L’art comme rempart contre la stigmatisation du VIH/SIDA : Un atelier de linogravure à l’Île-du-Prince-Édouard
charlottetown, Île-du-Prince-Édouard – Un atelier de linogravure unique en son genre se prépare à ouvrir ses portes à l’Île-du-Prince-Édouard, offrant un espace de création et de sensibilisation face à la stigmatisation persistante entourant le VIH/SIDA. Initié par l’artiste Kal Ross, membre de la communauté queer de l’Île, cet atelier vise à contrer la désinformation et à renforcer le soutien aux personnes affectées par le virus.
L’idée est née d’une volonté de mobiliser la communauté face à la propagation de fausses informations qui alimentent la peur et la discrimination. “Je pensais, quelle meilleure façon de faire cela que d’enseigner aux gens le métier et de faire créer leurs propres pièces à ajouter à ce que je fais”, explique Ross. L’atelier proposera des formations aux techniques de base de la linogravure, permettant aux participants de concevoir et de réaliser leurs propres œuvres.
Cette initiative s’inscrit dans le cadre plus large du projet “Chemin du ruban rouge”, une installation artistique qui sera inaugurée le 1er novembre et restera visible tout au long du mois. L’objectif est de créer un espace de dialog et de solidarité, rappelant l’importance de la lutte contre le VIH/SIDA et la nécessité de briser les tabous.

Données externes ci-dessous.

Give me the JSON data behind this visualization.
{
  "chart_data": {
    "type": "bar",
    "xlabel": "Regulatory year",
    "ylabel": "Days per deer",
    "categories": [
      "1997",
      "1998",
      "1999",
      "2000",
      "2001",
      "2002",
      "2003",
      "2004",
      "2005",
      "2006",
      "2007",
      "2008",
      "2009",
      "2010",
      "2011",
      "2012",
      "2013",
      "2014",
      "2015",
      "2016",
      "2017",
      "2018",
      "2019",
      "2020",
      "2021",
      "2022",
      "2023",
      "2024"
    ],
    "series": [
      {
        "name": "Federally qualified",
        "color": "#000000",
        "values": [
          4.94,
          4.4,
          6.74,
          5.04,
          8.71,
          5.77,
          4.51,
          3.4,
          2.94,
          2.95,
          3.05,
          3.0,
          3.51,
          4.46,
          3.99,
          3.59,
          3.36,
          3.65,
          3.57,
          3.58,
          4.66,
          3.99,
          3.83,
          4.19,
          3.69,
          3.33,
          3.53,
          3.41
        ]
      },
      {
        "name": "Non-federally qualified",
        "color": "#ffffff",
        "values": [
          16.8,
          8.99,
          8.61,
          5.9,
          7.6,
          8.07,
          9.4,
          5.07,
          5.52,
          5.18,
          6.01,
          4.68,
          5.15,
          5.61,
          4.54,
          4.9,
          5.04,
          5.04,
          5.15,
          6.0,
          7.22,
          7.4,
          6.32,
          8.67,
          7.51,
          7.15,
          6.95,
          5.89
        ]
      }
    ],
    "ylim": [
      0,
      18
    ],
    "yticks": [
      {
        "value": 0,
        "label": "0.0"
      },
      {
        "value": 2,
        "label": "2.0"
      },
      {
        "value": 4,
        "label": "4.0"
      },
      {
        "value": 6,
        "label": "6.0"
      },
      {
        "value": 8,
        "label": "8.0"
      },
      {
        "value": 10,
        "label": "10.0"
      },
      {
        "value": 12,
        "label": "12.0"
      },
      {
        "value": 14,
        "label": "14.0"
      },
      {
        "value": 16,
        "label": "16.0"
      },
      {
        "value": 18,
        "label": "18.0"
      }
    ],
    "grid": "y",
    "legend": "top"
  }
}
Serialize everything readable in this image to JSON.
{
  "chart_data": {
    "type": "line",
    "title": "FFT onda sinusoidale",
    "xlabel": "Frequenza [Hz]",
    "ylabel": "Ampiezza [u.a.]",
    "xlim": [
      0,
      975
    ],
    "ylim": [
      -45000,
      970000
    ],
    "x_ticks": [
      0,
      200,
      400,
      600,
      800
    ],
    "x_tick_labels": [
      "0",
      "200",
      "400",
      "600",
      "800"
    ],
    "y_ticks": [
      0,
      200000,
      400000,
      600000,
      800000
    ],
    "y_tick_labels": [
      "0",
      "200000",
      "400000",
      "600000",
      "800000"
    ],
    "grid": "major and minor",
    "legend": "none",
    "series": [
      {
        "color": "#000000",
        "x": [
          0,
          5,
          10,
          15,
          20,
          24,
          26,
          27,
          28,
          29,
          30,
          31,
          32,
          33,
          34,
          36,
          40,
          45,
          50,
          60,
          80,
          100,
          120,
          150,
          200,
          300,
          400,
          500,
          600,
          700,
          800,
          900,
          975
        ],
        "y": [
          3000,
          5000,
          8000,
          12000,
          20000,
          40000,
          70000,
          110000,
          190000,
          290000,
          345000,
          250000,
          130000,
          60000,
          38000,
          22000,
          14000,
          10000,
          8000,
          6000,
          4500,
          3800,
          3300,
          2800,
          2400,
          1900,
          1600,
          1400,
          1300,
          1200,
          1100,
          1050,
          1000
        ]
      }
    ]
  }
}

Un combat de longue haleine : La stigmatisation du VIH/SIDA, un enjeu mondial persistant
Si des progrès considérables ont été réalisés dans la prévention et le traitement du VIH/SIDA depuis son apparition dans les années 1980, la stigmatisation reste un obstacle majeur à l’accès aux soins et à la prévention. La peur du jugement, de la discrimination et de l’exclusion sociale pousse de nombreuses personnes à cacher leur séropositivité, retardant ainsi le diagnostic et le traitement.
La stigmatisation prend de multiples formes : blâme moral, isolement social, discrimination en matière d’emploi et de logement, voire violence physique. Elle est alimentée par des préjugés, des idées fausses et un manque d’facts sur le virus et les modes de transmission.
Des initiatives comme celle de Kal Ross, qui utilisent l’art comme moyen d’expression et de sensibilisation, sont essentielles pour changer les mentalités et promouvoir une société plus inclusive et respectueuse des droits des personnes vivant avec le VIH/SIDA. En offrant un espace de création et de partage,l’atelier de linogravure contribue à renforcer le sentiment de communauté et à lutter contre l’isolement.
Le “Chemin du ruban rouge” et l’atelier de linogravure représentent un pas important vers la construction d’un avenir où le VIH/SIDA ne sera plus synonyme de honte et de discrimination, mais d’empathie, de solidarité et d’espoir.